Dış borçların yeniden yapılandırılmasına yer verilmiyor
Millet İttifakı tarafından duyurulan Mutabakat metnindekipolitikaların güncel izlenmekte olan politikalarla özde herhangi bir farklılık içermediği görülüyor
Eğitim ve sağlığa kamusal bakış açısı sergilenmiyor
Gıda egemenliği ve agro-ekolojik dönüşüme yer verilmemiş
Türkiye'de yaşanan ekonomik ve sosyal sorunların etkisiyle gıda güvenliği sorunu önem kazanmış durumdadır. Temel tarımsal ürünlere önemli ölçüde ithalat yoluyla karşılanmaktadır. Endüstriyel ve dış girdiye bağlı tarımsal faaliyetler nedeniyle çiftçiler tarımsal üretim ve hayvancılık yapamaz hale gelmiştir.
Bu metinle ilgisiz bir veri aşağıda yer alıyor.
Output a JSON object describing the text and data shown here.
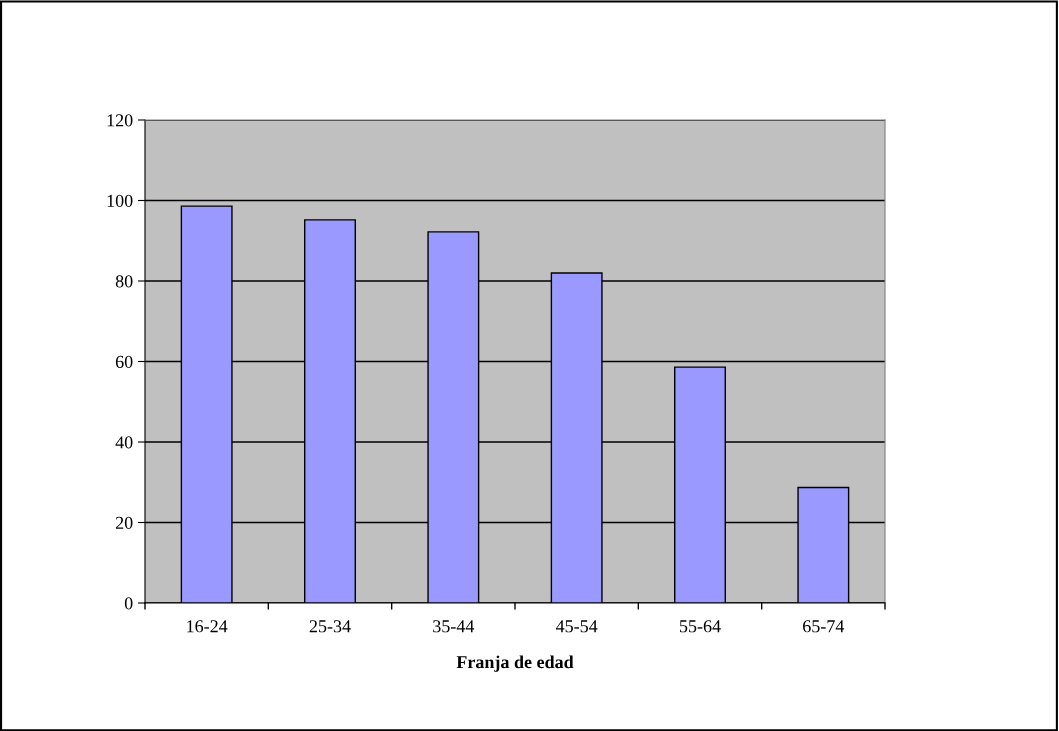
{
  "chart_data": {
    "type": "bar",
    "xlabel": "Franja de edad",
    "categories": [
      "16-24",
      "25-34",
      "35-44",
      "45-54",
      "55-64",
      "65-74"
    ],
    "values": [
      98.6,
      95.2,
      92.2,
      82.0,
      58.6,
      28.7
    ],
    "color": "#9999ff",
    "ylim": [
      0,
      120
    ],
    "yticks": [
      0,
      20,
      40,
      60,
      80,
      100,
      120
    ],
    "grid": "y"
  }
}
Millet İttifakının hükümet programında Türkiye'de tarım sektörünün yapısal sorunlarına değinilmediği ve tarımsal desteklerin niceliksel olarak arttırılması gereğine vurgu ile yetinildiği görülmektedir. Mutabakat metninde "tarımsal destekleme programlarına bütçeden ayrılacak kaynağın gayri safi milli hasılanın yüzde birinden az olamayacağı hükmünü yerine getireceğiz" denilmektedir. Gıda egemenliği kavramının lafzına yer verilmediği, tarımsal KİT'lerin oluşturulmasının gündeme getirilmediği, agro-ekolojik, insan ve çevre sağlığına duyarlı gıda egemenliğine dayalı tarım politikaları önermelerine önem verilmediği görülmektedir.
Agro-ekolojik, insan ve çevre
sağlığına duyarlı gıda egemenliğine dayalı
arım politikaları önermelerine önem verilmediği görülmektedir
Ülkemizde ciddi anlamda çevre kirliliği yaşanmaktadır. Büyük su havzalarının tamamı endüstriyel faaliyetlerin sonucunda kirlenmiş durumdadır. Pek çok ilde kış aylarında artan hava kirliliği sorunu bulunmaktadır. Altın madeni başta olmak üzere çevre açısından riskli madencilik faaliyetlerinin sonucu olarak pek çok yerde ciddi çevre kirliliği sorunu ortaya çıkmış bulunmaktadır. Mutabakat metninde çevre kirliliği ile ilgili olarak "fabrika bacalarının çevreye yaydığı gazları filtrelemeyen, atıksuları ile çevreyi kirleten, ölçüm cihazı takmayan işletmelere ağır idari ve cezai yaptırımlar getireceğiz" ifadelerine yer verildiği görülmektedir. Ancak sorun çevreyi kirleten işletmelere ceza öngörülmemesi değil, var olan mevzuatın uygulanmasının sağlanamamasıdır. Çevresel etki değerlendirme süreci ise prosedürel bir süreç olarak işlemektedir.
Mutabakat metninde "siyanür, sülfürik asit, silika gibi zehirli toksik kimyasal maddelerin kullanımını içeren ayrıştırma tekniklerini yasaklayacağız" denilmekte ancak çevre açısından riskli faaliyetlere kısıtlama getirileceği yaklaşımına yer verilmediği görülmektedir. Mutabakat metninde "Çevresel Etki Değerlendirme (ÇED) ve sürecinin katılımcı ve etkili hale getirileceği" belirtilmektedir. Ülkemizde çevre açısından riskli sektörlerin faaliyetlerinin yaygınlığına ilişkin ve gerekli durumlarda riskli faaliyetlerin önlenmesini sağlayacak şekilde çevresel etki değerlendirme sürecinin kamusal denetim mekanizması olarak yapılandırılmasına yer verilmediği görülmektedir. İklim değişikliği konusunda ise karbon piyasası gibi geçici önlemleri hedefleyen piyasacı anlayışla çözüm aranacağı belirtilmektedir: "Karbon piyasasına işlerlik kazandırmak için Karbon Bankacılığı’nın ülkemizde gelişimi için çalışmalar başlatacağız."